He Who Walks Behind the Ever Changing Story
CHILDREN OF THE CORN: REVELATION
“The all-new terror-filled chapter!”
A.k.a. Children of the Corn 7
Director: Guy Magar / Writer: S.J. Smith / Cast: Claudette Mink, Kyle Cassie, Michael Ironside, Troy Yorke, Crystal Lowe, Michael Rogers, Taylor Hobbs, Jeff Ballard, Sean Smith.
Body Count: 7
Laughter Lines: “I do not believe that your grandmother was abducted by a group of hyper-religious kids.”
When people level criticisms at the canon-issues in Friday the 13th or Halloween, point them in the direction of Children of the Corn, a film series with more identity issues than a Trump immigration manifest.

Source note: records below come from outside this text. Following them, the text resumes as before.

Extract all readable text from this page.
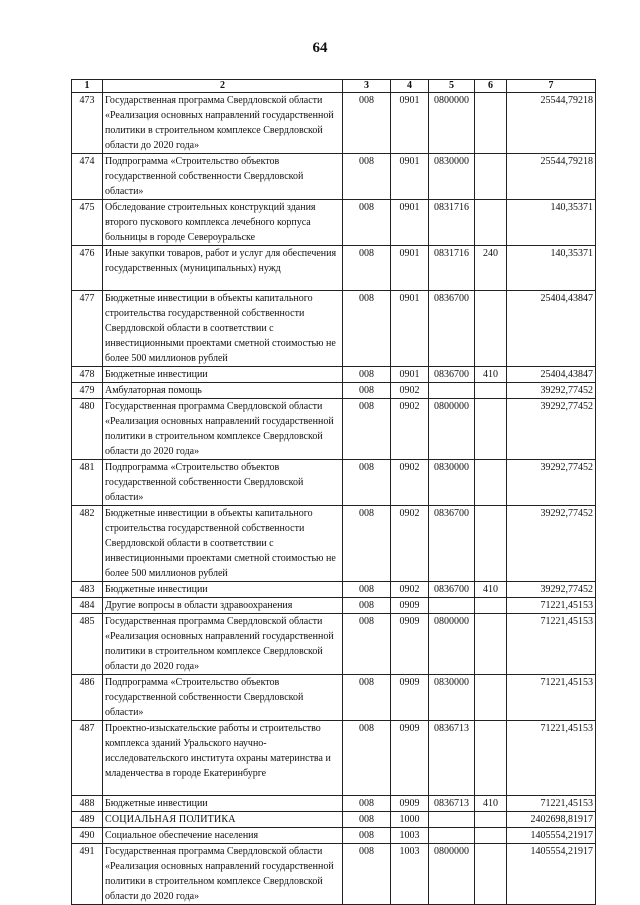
64
1	2	3	4	5	6	7
473	Государственная программа Свердловской области «Реализация основных направлений государственной политики в строительном комплексе Свердловской области до 2020 года»	008	0901	0800000		25544,79218
474	Подпрограмма «Строительство объектов государственной собственности Свердловской области»	008	0901	0830000		25544,79218
475	Обследование строительных конструкций здания второго пускового комплекса лечебного корпуса больницы в городе Североуральске	008	0901	0831716		140,35371
476	Иные закупки товаров, работ и услуг для обеспечения государственных (муниципальных) нужд	008	0901	0831716	240	140,35371
477	Бюджетные инвестиции в объекты капитального строительства государственной собственности Свердловской области в соответствии с инвестиционными проектами сметной стоимостью не более 500 миллионов рублей	008	0901	0836700		25404,43847
478	Бюджетные инвестиции	008	0901	0836700	410	25404,43847
479	Амбулаторная помощь	008	0902			39292,77452
480	Государственная программа Свердловской области «Реализация основных направлений государственной политики в строительном комплексе Свердловской области до 2020 года»	008	0902	0800000		39292,77452
481	Подпрограмма «Строительство объектов государственной собственности Свердловской области»	008	0902	0830000		39292,77452
482	Бюджетные инвестиции в объекты капитального строительства государственной собственности Свердловской области в соответствии с инвестиционными проектами сметной стоимостью не более 500 миллионов рублей	008	0902	0836700		39292,77452
483	Бюджетные инвестиции	008	0902	0836700	410	39292,77452
484	Другие вопросы в области здравоохранения	008	0909			71221,45153
485	Государственная программа Свердловской области «Реализация основных направлений государственной политики в строительном комплексе Свердловской области до 2020 года»	008	0909	0800000		71221,45153
486	Подпрограмма «Строительство объектов государственной собственности Свердловской области»	008	0909	0830000		71221,45153
487	Проектно-изыскательские работы и строительство комплекса зданий Уральского научно-исследовательского института охраны материнства и младенчества в городе Екатеринбурге	008	0909	0836713		71221,45153
488	Бюджетные инвестиции	008	0909	0836713	410	71221,45153
489	СОЦИАЛЬНАЯ ПОЛИТИКА	008	1000			2402698,81917
490	Социальное обеспечение населения	008	1003			1405554,21917
491	Государственная программа Свердловской области «Реализация основных направлений государственной политики в строительном комплексе Свердловской области до 2020 года»	008	1003	0800000		1405554,21917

I do wonder if Stephen King has sat down with all the sequels and stared in disbelief that his short story has ushered in such a long-running franchise.

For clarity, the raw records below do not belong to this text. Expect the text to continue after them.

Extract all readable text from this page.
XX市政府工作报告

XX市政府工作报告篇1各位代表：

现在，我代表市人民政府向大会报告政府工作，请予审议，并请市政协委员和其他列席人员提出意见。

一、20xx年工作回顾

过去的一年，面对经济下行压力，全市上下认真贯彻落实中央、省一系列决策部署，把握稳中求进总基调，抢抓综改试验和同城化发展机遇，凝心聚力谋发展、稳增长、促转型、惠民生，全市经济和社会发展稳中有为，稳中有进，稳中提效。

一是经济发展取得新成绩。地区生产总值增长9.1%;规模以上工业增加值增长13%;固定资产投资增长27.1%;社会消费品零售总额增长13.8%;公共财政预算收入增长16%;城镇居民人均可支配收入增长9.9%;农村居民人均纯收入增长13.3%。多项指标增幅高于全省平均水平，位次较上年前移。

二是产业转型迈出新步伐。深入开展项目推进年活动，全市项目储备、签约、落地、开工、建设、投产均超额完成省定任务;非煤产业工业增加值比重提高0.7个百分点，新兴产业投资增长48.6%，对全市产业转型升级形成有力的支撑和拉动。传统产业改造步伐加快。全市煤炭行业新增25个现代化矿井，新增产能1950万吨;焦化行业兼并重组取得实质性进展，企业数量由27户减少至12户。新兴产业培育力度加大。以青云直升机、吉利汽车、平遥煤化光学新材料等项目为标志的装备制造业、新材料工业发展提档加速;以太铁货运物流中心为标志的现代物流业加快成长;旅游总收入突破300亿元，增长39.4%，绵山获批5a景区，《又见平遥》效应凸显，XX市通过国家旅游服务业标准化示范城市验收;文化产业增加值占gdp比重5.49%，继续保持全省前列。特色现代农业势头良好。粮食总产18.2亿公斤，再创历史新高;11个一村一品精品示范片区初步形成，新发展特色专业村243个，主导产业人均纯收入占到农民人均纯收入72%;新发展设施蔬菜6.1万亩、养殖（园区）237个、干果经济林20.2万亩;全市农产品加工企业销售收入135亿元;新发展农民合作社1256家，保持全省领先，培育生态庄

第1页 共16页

In this seventh installment, Claudette Mink is pretty much Little Red Riding Hood, as she rocks up at the dilapidated apartment complex looking for her missing Grandma, who suddenly became religious after years of atheism. The area is littered with creepy ass children – well, the same two for the most part – who glare as she walks by and eventually come around murdering the other eccentric residents of the condos.
Ironside bit-parts it as a scarred priest who fleetingly namechecks the much-missed Gatlin and He Who Walks Behind the Rows as the force responsible for the mass-suicide of a kiddie-cult on the same sport sixty years earlier – guess which missing geriatric was the sole survivor?
Good visuals and a few creepy set-ups early on are impressive, but as ever with this series, it stalls to a flat, fizzle of an ending and then just sort of stops, leaving the obligatory couple of survivors who won’t turn up again in the next one (2011’s really bad Genesis). The rest is the usual rural looking kids with Biblical names, their leader, disbelieving authority figures, and random corn left all over the shop.
Blurbs-of-interest: Claudette Mink was also in Return to Cabin by the Lake and Harper’s Island; Michael Ironside was also in American Nightmare (1981), Fallen Angels, Hello Mary Lou: Prom Night II, Reeker, and Visiting Hours; Crystal Lowe was later in Final Destination 3, Black Christmas, and Wrong Turn 2; Guy Magar directed Stepfather III.